Au début, le dessin surprend et on est pas sûr de lire tout cela avec plaisir, tant les visages sont grimaçants, torturés, comme remplis de lignes de force trop abondantes, allant jusqu’à la défiguration. Mais au bout de 3-4 pages, on est déjà dedans, pris par l’étrange rythme des couleurs et du découpage. C’est de la bd d’orfèvre, ça Monsieur ! Chaque case est soigneusement pensée, dans une alchimie qui frise sans cesse a perfection stylistique. Côté scénario, c’est du fantastique dans la plus pure tradition, on pense à Poe, bien sûr, mais également à beaucoup d’autres.
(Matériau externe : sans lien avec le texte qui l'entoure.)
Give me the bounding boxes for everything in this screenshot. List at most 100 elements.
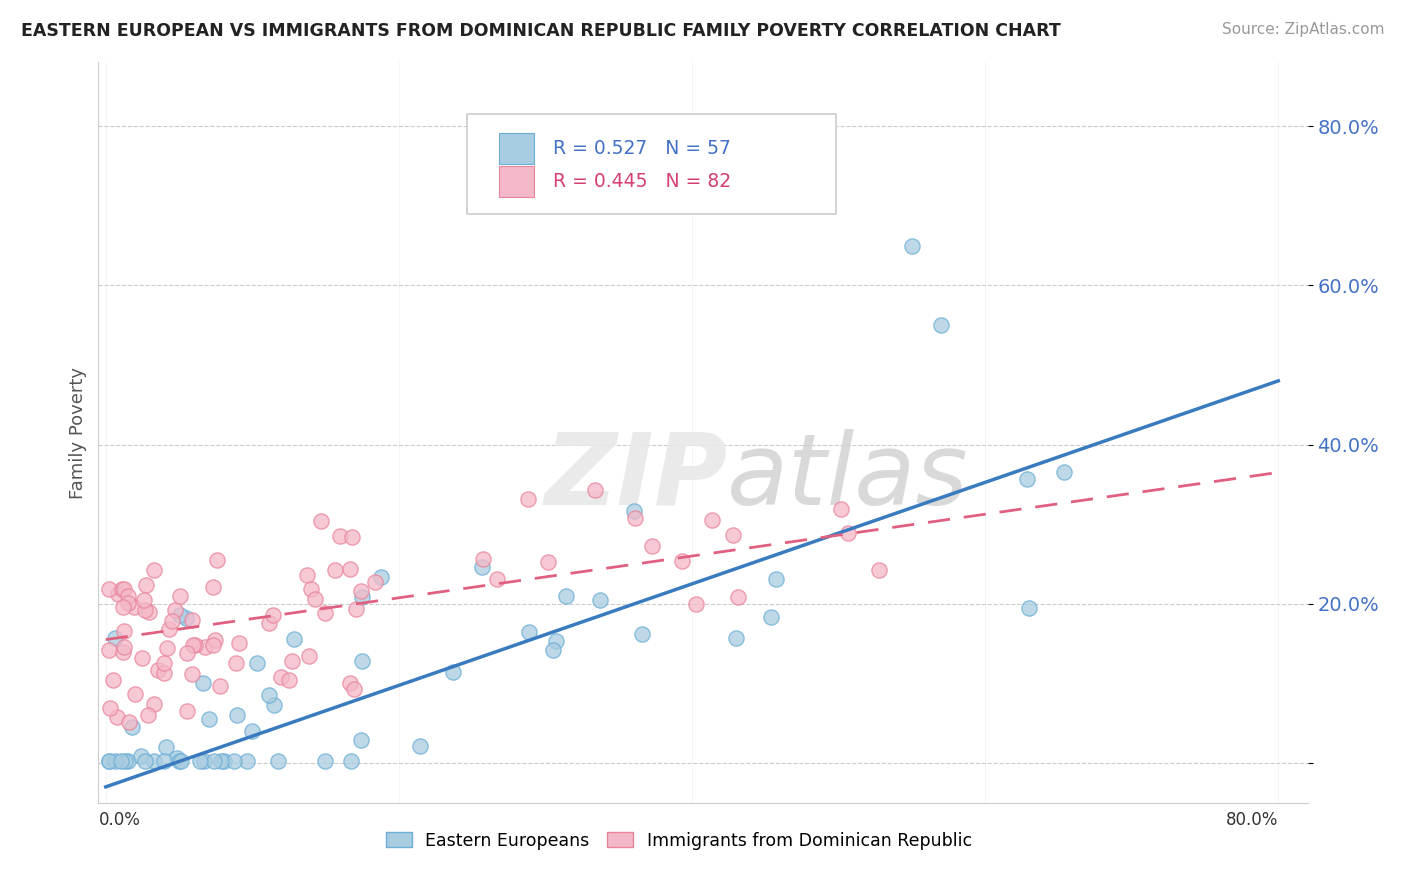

Finalement ces trois tomes peuvent se lire tout à fait séparément. Ils n’ont qu’un personnage en commun : celui du docteur, qui est la plupart du temps (sauf dans le 3e tome) plutôt secondaire.
Mais les lire dans la foulée permet de constater à quel point ces trois albums constituent des variations sur des thèmes communs : le temps, la mort… Cela permet d’admirer également toute la progression de ce dessinateur rare mais précieux.
De la première planche à la dernière, son dessin s’affine, son style se fait de plus en plus épuré, de plus en plus abstrait pour atteindre une espèce de perfection.